Energy-preserving fully-discrete schemes for nonlinear stochastic wave equations with multiplicative noise

TL;DR

This paper develops energy-preserving numerical schemes for nonlinear stochastic wave equations with multiplicative noise, ensuring the discrete averaged energy law is maintained, validated through theoretical proofs and numerical experiments.

Contribution

It introduces novel fully-discrete schemes combining finite difference and finite element methods that preserve the energy evolution law in stochastic wave equations.

Findings

Schemes preserve discrete averaged energy law.

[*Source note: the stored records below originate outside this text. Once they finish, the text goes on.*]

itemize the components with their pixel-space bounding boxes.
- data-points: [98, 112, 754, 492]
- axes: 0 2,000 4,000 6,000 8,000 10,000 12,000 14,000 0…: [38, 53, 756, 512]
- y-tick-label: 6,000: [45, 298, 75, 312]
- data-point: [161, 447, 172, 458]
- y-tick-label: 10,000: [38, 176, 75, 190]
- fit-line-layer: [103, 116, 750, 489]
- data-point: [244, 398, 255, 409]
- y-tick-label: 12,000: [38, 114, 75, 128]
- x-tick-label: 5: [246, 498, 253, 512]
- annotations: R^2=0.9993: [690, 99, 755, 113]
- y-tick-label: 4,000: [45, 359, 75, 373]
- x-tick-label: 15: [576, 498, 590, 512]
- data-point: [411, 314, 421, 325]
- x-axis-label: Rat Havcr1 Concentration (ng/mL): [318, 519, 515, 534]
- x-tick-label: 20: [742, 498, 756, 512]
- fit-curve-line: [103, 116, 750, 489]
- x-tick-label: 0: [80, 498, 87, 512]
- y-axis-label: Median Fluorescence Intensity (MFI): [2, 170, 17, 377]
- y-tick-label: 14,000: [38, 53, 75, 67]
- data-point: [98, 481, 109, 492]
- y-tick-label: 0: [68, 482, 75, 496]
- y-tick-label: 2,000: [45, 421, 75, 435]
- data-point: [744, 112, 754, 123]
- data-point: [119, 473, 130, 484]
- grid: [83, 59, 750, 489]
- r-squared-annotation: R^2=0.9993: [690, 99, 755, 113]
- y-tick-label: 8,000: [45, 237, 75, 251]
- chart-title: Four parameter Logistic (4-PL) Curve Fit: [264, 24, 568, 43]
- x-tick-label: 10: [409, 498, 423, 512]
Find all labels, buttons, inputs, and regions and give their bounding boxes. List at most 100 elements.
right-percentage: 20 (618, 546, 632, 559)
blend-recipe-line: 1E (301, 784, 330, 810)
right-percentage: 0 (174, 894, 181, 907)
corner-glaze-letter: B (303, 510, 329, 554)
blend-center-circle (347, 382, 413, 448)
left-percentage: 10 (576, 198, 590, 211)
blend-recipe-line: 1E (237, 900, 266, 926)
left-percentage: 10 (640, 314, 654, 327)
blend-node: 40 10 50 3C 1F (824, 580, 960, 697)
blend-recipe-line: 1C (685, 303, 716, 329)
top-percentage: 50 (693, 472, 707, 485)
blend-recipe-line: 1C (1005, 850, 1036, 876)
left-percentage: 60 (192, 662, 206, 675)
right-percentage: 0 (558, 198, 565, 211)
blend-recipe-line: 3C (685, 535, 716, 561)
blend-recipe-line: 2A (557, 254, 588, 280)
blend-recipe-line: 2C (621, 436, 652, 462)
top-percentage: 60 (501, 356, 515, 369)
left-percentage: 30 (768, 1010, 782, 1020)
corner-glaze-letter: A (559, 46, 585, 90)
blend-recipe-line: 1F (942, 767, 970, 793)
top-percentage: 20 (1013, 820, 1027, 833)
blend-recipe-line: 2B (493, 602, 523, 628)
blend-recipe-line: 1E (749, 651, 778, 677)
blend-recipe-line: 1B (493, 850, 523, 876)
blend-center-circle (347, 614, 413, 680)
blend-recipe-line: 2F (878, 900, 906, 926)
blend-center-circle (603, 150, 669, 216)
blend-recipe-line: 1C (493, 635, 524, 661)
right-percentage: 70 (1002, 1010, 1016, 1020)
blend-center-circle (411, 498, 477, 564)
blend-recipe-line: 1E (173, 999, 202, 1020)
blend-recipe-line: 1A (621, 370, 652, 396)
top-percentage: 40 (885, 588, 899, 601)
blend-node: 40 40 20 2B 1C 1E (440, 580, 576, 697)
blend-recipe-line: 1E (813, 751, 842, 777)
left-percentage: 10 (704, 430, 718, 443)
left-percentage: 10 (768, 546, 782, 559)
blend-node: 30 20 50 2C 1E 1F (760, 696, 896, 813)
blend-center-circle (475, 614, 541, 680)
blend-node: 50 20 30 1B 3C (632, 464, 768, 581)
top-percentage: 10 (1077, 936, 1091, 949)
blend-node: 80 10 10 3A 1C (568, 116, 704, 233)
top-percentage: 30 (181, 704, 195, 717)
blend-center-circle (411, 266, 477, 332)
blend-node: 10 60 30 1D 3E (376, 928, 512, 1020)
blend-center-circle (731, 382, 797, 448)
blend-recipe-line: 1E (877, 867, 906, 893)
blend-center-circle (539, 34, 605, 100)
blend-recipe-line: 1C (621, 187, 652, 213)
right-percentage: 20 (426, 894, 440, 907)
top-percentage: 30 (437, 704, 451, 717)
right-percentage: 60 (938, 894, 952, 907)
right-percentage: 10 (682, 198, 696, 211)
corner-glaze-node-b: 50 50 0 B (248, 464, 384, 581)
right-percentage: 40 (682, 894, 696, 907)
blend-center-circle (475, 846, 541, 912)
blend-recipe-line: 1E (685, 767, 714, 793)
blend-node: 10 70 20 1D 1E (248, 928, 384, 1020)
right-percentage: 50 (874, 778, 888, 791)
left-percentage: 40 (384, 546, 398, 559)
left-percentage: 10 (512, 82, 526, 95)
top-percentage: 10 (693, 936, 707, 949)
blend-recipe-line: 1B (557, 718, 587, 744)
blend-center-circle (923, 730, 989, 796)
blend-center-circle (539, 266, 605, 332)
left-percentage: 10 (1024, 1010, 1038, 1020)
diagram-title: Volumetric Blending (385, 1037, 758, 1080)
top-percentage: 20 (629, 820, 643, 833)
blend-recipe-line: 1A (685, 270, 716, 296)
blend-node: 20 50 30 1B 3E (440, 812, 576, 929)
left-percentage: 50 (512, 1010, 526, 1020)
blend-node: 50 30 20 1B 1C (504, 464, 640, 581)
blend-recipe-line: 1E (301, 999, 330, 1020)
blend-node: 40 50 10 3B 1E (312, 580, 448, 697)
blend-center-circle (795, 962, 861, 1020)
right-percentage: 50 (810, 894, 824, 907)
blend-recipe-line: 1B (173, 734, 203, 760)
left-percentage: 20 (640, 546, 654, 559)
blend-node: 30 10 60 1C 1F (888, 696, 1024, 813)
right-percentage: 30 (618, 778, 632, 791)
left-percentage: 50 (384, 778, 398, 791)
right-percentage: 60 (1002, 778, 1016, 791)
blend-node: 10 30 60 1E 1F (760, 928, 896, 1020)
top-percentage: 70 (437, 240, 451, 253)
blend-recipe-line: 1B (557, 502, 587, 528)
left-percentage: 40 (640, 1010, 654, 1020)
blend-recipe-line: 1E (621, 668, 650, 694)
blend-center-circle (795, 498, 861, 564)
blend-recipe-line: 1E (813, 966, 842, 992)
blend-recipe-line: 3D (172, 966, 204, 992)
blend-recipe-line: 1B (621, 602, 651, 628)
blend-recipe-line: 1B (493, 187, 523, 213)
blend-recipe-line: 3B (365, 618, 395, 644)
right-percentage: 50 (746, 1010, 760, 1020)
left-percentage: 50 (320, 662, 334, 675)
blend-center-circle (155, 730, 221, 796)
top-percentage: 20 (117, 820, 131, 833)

Exact energy law inheritance for additive noise cases.

Numerical results confirm theoretical energy preservation.

Abstract

In this paper, we focus on constructing numerical schemes preserving the averaged energy evolution law for nonlinear stochastic wave equations driven by multiplicative noise. We first apply the compact finite difference method and the interior penalty discontinuous Galerkin finite element method to discretize space variable and present two semi-discrete schemes, respectively. Then we make use of the discrete gradient method and the Pad\'e approximation to propose efficient fully-discrete schemes. These semi-discrete and fully-discrete schemes are proved to preserve the discrete averaged energy evolution law. In particular, we also prove that the proposed fully-discrete schemes exactly inherit the averaged energy evolution law almost surely if the considered model is driven by additive noise. Numerical experiments are given to confirm theoretical findings.